It feels like a Saturday night: Hair freshly washed. Pajamas and robe providing comfortable warmth. It’s early to bed tonight for tomorrow will bring an early morning drive to the far north of the Willamette Valley.
Show weeks can be quite stressful with all the extra work on top of keeping up with normal duties but having taken the month off from accepting spindle orders I actually feel on top of the situation. Another huge annual obligation has gotten underway as I’m slowly organizing and going through bookwork readying for tax paperwork.
The slow down in the office brought time to play: The Julia loom was finally, finally warped! Gracious, I can hardly remember when I first measured out the warp, sleyed the reed then started to do battle with the shafts.
All went well until after the reed was sleyed (the warp threads placed through the correct dent (Slot)- this pattern calls for 18 warp ends per inch (wpi), I have a 12 dent/inch reed so threaded one warp in a dent followed by two warp ends in the next dent across. The trick is to keep the order correct when threading the heddles so there are no crossed threads.
Some time ago I bought the kit to convert the loom into a 4 shaft, 6 treadle counterbalance. The kit included 4 horses which are what toggle the shafts on the counter-balance rod. (How does one explain that action!) Wooden brackets hold the shafts in place while adding heddles, tying the horses, the lamms and treadles. First I had to equalize the texsolve heddles from between 2 shafts to the 4 shafts. I lost count of how many times almost all the heddles were in place when a shaft would work lose from the bracket and suddenly crash down spilling all the heddles. In a tangled heap. Of course, when one shaft fell others followed. More than once I wanted to do violence to heddles and shafts. After the heddles were subdued with lines run through from one end to the other to keep them on the bucking shafts the warping fun began.

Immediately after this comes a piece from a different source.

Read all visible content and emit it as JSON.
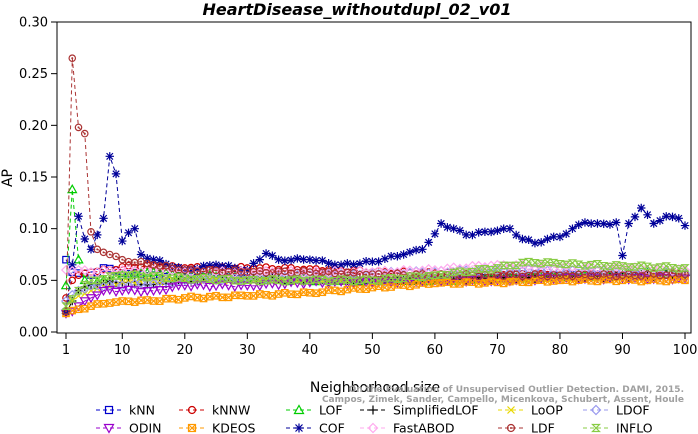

Insane. Simply insane. Using a 4 shaft counter-balance loom that has resisted every step of the conversion from 2 shafts and threading a 3 shaft waffle weave pattern. The empty fourth shaft wanted to dance with freedom as the other shafts were slowly threaded; 1 of them getting twice the threading as the others, making them hang at crazy angles and levels. Weights on the ends, cords on the ends, adjusting and readjusting the horses to get them to hang evenly as I slowly threaded my way across. Several times I reached the point that I couldn’t bear to even look at the loom for days on end. (Hard to ignore when the loom is next to my chair in the living room.) Determination and the desire to get on with the weaving would take me back to coaxing sense into the beast.
What sweet blessedness when the warp was completely on the loom and the last knot was tied into place. Eagerly the weaving commenced.
Except. Stepping on each treadle in turn showed there to be 3 sets of crossed threads between the reed and the heddles. sigh. In the years of weaving this was a first. At least it was a straight forward fix.
Except. The empty back harness and the second harness with twice as many warp threads weighting it down continued to bob and shuffle off-balance resulting in narrow sheds on one treading. At one point Ed commented that he was surprised I hadn’t hurled angry words at the loom or thrown something. What? A little loom conquer me? Ha! With weights judicially placed on the 4th harness, the horses carefully retied higher, the distance to the treadles readjusted we finally reached a happy partnership with the harnesses moving in sweet harmony.
The waffle weave is a fun pattern. Once several inches had been woven I could see my place in the pattern and no longer had to single mindedly focus on counting. The rhythm is relaxing and soothing. Don’t let my experience turn you away from either weaving or the sweet little Julia loom, which I do enjoy. I could have stopped anywhere in the process and plugged in the dvd which came with the loom. It shows how to warp back to front, the recommended method for this loom. The stubborn person inside obstinately said, “I can do this my way and, by gum, I will.”